We come to a white hall with a statue of glass in its very center. Within the glass is a figure, bound in black rope. It's head is thrown back, the mouth open wide in an endless scream of impotence. It is Pellaz. Must I free him? How? Obvious really, the tool is in my hands. The torch, the sword. Light and Air. No, I'm afraid. I cannot lift my arm. Around me the room becomes dim, all the light condensing into the heart of the statue. Tel-an-Kaa is at my side, dressed in fish-scale armor. "You must hurry," she says. "Thiede will sense you. He will come. You're not ready for that."
"Must I break the glass?"
"Do as you feel."
The sword is heavy in my hands. It takes an eternity to lift it. Then the air is full of chiming, of flying shards of light, stars spinning outwards, my face cut by flying glass and the statue is shattered. I can't remember doing it. I look around for Vaysh and Tel-an-Kaa but I am alone. Alone with the sinuously tumbled form of my beloved lying amongst the glass, cruelly bound. I kneel at his side. His eyes are closed. Black lashes against perfect skin. So young yet so old. This is but a dream. My lips against his brow where there is no scar. I cut the ropes and lift him in my arms. His clothes are dark and dusty. He is heavy. Through a dark doorway and into a garden, but all I am holding in my arms is a web of silk. I look behind me. There is no doorway.

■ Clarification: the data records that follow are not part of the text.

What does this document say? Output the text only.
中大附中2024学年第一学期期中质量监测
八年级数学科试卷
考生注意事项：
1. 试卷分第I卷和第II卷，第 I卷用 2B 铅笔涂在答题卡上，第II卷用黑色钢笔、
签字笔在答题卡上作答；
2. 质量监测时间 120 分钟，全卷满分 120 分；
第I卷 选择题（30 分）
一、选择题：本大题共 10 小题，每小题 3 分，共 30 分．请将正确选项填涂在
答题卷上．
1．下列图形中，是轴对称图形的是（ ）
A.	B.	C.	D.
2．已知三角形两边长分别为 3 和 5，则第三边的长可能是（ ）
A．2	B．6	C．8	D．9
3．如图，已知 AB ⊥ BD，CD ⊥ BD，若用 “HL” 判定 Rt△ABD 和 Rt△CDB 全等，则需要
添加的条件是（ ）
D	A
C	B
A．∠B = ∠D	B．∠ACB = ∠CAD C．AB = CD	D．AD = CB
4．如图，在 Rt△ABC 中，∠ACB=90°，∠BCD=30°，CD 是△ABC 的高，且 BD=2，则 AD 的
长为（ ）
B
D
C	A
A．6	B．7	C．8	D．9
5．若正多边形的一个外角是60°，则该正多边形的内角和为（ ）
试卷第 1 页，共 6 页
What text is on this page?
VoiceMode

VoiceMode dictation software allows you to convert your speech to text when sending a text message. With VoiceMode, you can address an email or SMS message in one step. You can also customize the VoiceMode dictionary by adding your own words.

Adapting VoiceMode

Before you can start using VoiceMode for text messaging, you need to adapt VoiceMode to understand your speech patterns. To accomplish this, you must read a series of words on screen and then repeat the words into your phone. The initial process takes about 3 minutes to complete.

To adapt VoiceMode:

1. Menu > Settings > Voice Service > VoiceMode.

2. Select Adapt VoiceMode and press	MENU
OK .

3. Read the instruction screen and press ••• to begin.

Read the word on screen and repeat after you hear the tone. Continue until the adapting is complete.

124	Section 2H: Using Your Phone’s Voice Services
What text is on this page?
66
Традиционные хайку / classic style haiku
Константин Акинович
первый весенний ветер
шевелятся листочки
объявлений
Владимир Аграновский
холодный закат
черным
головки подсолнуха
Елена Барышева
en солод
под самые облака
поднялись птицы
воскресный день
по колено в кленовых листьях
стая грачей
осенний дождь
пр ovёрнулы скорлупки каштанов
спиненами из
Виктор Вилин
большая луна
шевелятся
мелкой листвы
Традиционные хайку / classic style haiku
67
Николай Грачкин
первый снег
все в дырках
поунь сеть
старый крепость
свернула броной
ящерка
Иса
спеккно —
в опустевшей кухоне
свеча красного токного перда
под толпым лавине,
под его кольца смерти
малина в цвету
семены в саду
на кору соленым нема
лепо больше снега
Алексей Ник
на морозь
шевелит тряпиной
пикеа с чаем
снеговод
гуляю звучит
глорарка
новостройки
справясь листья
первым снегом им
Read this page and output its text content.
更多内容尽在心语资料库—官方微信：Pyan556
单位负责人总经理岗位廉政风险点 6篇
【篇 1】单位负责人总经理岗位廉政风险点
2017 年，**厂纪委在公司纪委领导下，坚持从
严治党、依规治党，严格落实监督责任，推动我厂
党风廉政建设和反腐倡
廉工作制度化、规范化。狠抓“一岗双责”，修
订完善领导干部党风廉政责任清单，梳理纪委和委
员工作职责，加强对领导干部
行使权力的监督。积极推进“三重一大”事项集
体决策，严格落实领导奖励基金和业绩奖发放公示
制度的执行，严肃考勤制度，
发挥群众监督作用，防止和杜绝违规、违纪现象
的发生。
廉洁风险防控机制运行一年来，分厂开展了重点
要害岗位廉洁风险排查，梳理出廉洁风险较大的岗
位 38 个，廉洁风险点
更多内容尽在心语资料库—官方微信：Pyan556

In the garden, beneath a shimmering tree sits a woman. Her appearance changes with every passing moment. "Thiede fooled you," she says.
"What do you mean?" I ask and go to sit at her feet.
"You think he didn't want you to leave the tower?"
"He wanted me to return to Immanion."
"If you believe that, you deserve to be fooled," she says.
"It's just what I know. He wanted me to join the court." A wind comes up, suddenly, viciously, and the woman has become a black hag laughing in my face.
"Know this!" she screams "Thiede has to keep you and his Tigron apart at any cost! You helped him! Fool!"
I put my hands across my face, a reflex action. When I lower them, both garden and woman have gone . . .
I am underground once more. I think about what I've heard. The earth groans above me, the cracking of primordial stone bones. Why should Thiede have to keep us apart? Why?